Mosquitoes are attracted to the carbon dioxide that humans give off while breathing, so is important to avoid being out at dusk and dawn because that is when mosquitoes are most likely to be seeking a blood meal. If residents do have to be out during those hours they should wear long clothing and insect repellant.

Homeowners should also make sure that porch screens are in good repair and that children’s toys are covered in tarps. Myers said that it is important to drain any standing water because it can become a breeding ground for mosquitoes.

“One tablespoon of stagnant water can breed up to 200 mosquitoes,” Myers said. “You realize very quickly that it doesn’t take a whole lot of water to have a problem at your house.”

Residents should also discard old tires, drums, bottles and broken appliances that are not being used.

The department is able to compile data on infected mosquitoes through the use of light traps and county-maintained basins, which allow officials to get an estimate of how many mosquitoes are present.

“We also have physicians that report any cases to us,” Myers said. “We have veterinarians that report animal cases to us, and we work very closely with the City of Gainesville Mosquito Control.”

The county also relies heavily on complaints from local residents.

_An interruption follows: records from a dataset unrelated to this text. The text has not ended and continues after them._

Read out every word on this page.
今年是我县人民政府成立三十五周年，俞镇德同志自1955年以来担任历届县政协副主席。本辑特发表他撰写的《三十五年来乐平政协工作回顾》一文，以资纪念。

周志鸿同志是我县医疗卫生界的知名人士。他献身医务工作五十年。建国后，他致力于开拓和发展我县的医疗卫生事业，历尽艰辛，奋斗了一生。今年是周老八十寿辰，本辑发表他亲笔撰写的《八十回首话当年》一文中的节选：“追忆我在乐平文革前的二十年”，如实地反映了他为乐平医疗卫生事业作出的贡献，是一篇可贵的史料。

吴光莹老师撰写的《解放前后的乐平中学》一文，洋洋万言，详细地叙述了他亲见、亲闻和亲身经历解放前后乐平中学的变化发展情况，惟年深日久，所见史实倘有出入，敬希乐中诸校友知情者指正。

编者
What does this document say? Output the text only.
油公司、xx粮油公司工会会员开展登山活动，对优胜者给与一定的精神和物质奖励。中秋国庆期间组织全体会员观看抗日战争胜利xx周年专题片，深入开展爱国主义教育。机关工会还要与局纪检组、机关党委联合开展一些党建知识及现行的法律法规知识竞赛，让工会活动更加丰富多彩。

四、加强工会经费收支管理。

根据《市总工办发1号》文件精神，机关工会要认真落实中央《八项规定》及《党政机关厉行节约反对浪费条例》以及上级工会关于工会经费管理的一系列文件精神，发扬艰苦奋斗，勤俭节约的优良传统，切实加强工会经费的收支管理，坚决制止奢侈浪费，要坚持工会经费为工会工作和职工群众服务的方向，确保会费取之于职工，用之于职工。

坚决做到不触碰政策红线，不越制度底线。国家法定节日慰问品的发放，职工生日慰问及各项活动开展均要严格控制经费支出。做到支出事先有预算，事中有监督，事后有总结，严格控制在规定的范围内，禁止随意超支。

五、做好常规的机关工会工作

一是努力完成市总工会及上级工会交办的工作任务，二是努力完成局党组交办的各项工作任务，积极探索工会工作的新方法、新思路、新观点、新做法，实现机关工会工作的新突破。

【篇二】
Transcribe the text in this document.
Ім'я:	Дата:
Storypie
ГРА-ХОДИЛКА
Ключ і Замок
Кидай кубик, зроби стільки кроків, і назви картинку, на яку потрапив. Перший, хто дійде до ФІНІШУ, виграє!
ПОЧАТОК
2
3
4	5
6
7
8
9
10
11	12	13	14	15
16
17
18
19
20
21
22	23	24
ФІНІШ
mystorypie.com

Citizens who are having problems with mosquitoes are expected to call Environmental Health Services.

“All these different signals from the county is what gives us a picture of exactly what’s happening,” Myers said. “Are mosquitoes transmitting disease? I can tell you that they are.”

Mark Sexton, communications coordinator for Alachua County, said that although the City of Gainesville does spray for mosquitoes, the county does not.

“There are different opinions about mosquito spraying and whether the effects are worth the potential environmental impact,” Sexton said. “The spraying doesn’t just kill mosquitoes, it kills other beneficial insects.”

When given the choice whether the effectiveness of spraying was worth the consequences and cost, the majority of the county commission decided that it was not, Sexton said.

He said that a better approach is personal precaution, protection and education.

The first hard freeze is not expected to hit until late December or early January, Myers said, so residents need to remain alert.

“It only takes the bite of one infected adult mosquito to transmit disease,” Myers said. “We want to make sure people don’t let their guard down.”